Preparing for the Internet of Things


There’s been a lot of talk lately about the “Internet of Things” and how technology will be changing the way we interact with our environment (or the way our environment interacts with us). There are all kinds of warm and fuzzy opinions about smart appliances and vehicles making our daily lives less tedious and more fulfilling. And there’s also a fair amount of doom and gloom expected from those who see this as the first step toward a post-human Orwellian nightmare landscape of people and products as interchangeable and expendable commodities to be bought and sold in the marketplace.

Regardless of which side of the debate you find yourself on, the Internet of Things is a very real concept, living and growing every day. Whether by means of RFID chips, barcodes or near field communication, most objects produced today come with a means of cataloguing and tracking. There is no longer a valid reason to debate the validity or necessity of the IoT. All that is left for us to do is find a way to make the most of it.

What is the Internet of Things?

In general, the Internet of Things is a theoretical concept used to describe a scenario where uniquely identifiable objects and their virtual representations are all contained within a virtual organizational structure like the internet. As opposed to an internet of information like text, video, images – all of which require human input – an internet of things would contain cars, refrigerators, phones, sweater-vests, any and all things. Once the thing is created and circulated, information about it would be continuously updated without any user assistance, the idea being that we can maximize the value of these things by knowing precisely when they need to be repaired, replaced or restocked without the fallibility and imprecision of human input. In fact, some people may suggest that humans themselves will be “things” in the new internet.

According to Wikipedia, the phrase was originated in 1999 by Kevin Ashton. It has since become something of a buzzword in certain circles, and with the proliferation of “smart” devices, its popularity has continued to grow. It has been estimated that the IoT will be populated by over 50 billion “things” by 2020. Another term bandied about in this regard is M2M (Machine-to-Machine), the obvious inference being that machines can communicate with and make decisions about other machines without a bunch of squishy, emotional, hairless apes mucking up the procedure. In either case, the dawning age of integrated intelligence is intended to create a more energy-efficient, cost-effective, safer world.

What does this mean for SCADA?

The IoT should be a great thing for SCADA software. More “smart” objects with more sensors means more data to monitor. That should increase the demand for SCADA systems, and it undoubtedly will. Unfortunately, many small to medium-size businesses will not be able to take full advantage of these advances right away. It costs money to replace older equipment with new; and it costs money to by the sensors and communication devices that would be required to turn yesterday’s hardware into the intelligent objects of tomorrow.

In order for a company to make the leap into a more data-driven business model, it would seem to be necessary that the entire intelligent infrastructure of data points would have to be in place before any kind of data visualization software could be implemented. The time spent designing HMI (Human Machine Interface) screens and binding relevant data to them would be wasted if the entire process had to be repeated every time a new sensor is added.

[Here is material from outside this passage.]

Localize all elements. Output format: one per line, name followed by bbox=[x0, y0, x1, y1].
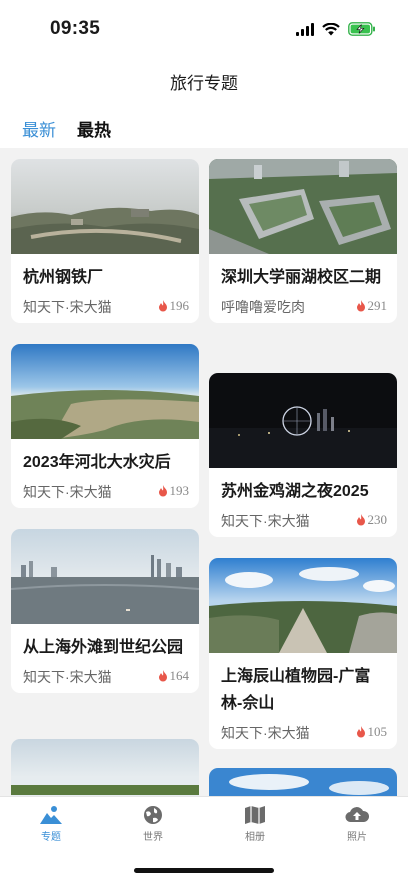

The reality is that a new type of SCADA software will be required as we prepare for the new industrial revolution. SCADA systems will have to be more fluid, able to evolve and adapt to a changing workplace with changing information management needs. Innovative developers who recognize this trend and create software able to take advantage of these current conditions will set the new standard for HMI/SCADA vendors and consumers.

Data Modeling

One innovative way to account for the new data-driven workplace is to implement a SCADA system that employs data modeling. A data model allows you to define the types of data that will be monitored, and also allows for new types to be added quickly and easily as new smart objects are added to the process. In fact, data modeling may be the only way to accommodate an ever-evolving information matrix. If you buy a new sensor to add to a particular type of pump – and you’ve got 100 of these pumps – your data model will allow you to add the new property to the pump “type” and easily expose that property for all instances of the pump “type”. Then you can quickly and easily bind this property to a graphic on an HMI screen. And since the data model allows you to create a single “pipe” template and deploy the same HMI screen for every instance of pipe you want to monitor, it is possible to make these with a very small investment of time.

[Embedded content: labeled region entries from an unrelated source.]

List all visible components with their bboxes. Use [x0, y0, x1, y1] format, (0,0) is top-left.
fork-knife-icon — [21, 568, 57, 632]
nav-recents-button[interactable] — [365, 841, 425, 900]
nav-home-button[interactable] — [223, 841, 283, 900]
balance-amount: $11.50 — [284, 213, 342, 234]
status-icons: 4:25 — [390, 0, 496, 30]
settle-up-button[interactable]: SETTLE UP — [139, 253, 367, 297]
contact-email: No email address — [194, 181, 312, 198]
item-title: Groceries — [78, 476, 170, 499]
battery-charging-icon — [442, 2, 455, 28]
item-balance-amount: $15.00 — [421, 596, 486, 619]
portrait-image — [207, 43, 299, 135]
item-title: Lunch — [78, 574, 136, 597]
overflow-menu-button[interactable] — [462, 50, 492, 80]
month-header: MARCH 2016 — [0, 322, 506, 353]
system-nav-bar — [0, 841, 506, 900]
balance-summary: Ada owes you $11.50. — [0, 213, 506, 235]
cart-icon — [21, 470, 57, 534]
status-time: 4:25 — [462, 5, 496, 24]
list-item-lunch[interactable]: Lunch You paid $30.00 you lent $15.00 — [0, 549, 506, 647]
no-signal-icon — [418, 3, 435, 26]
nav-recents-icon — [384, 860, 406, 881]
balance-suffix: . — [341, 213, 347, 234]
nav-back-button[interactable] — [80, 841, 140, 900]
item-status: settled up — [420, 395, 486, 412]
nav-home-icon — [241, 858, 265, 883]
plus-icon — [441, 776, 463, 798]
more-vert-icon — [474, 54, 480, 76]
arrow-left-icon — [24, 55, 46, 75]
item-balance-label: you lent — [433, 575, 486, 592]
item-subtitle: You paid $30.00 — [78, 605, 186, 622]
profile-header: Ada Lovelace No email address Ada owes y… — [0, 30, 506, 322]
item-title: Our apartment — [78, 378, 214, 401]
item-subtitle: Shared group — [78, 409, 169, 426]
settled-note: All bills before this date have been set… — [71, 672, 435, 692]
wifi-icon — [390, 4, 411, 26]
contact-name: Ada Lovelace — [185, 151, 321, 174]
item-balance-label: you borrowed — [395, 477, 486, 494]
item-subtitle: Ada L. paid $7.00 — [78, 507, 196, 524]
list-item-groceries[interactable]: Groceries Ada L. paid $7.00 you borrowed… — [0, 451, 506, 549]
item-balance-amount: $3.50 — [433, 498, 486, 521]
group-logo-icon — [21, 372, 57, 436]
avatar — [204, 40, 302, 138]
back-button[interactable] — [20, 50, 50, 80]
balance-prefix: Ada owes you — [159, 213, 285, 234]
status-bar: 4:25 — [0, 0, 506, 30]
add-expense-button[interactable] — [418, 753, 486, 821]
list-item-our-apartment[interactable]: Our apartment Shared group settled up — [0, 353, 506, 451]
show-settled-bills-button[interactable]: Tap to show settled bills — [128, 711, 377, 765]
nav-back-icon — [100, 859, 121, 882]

Data modeling also allows for all of these changes without requiring you to take the process down while you update your data visualization system. Since your graphics are bound to properties in your model, you can even update your model and your HMI screens before the new sensors are even installed, which again can save a tremendous amount of time.

The data model also creates possibilities for integrating new types of data from different sources; it allows for a SCADA system to integrate asset management and maintenance data, financial data, performance management data – virtually any type of data that can be made available can be incorporated into the model and visualized in whatever way we choose. The same system used to create virtual control panels for operating personnel can be used to create CEO dashboards.

The Internet of Things is expected by many to be every bit as much of a revolution as the internet of information that we use today. Already, many companies are changing their information infrastructure to adapt to the new world. It is becoming apparent that the old way of organizing information is no longer adequate. To take full advantage of the increased efficiency, reduced waste and lower cost promised by this new revolution, we have to change the way we manage our data.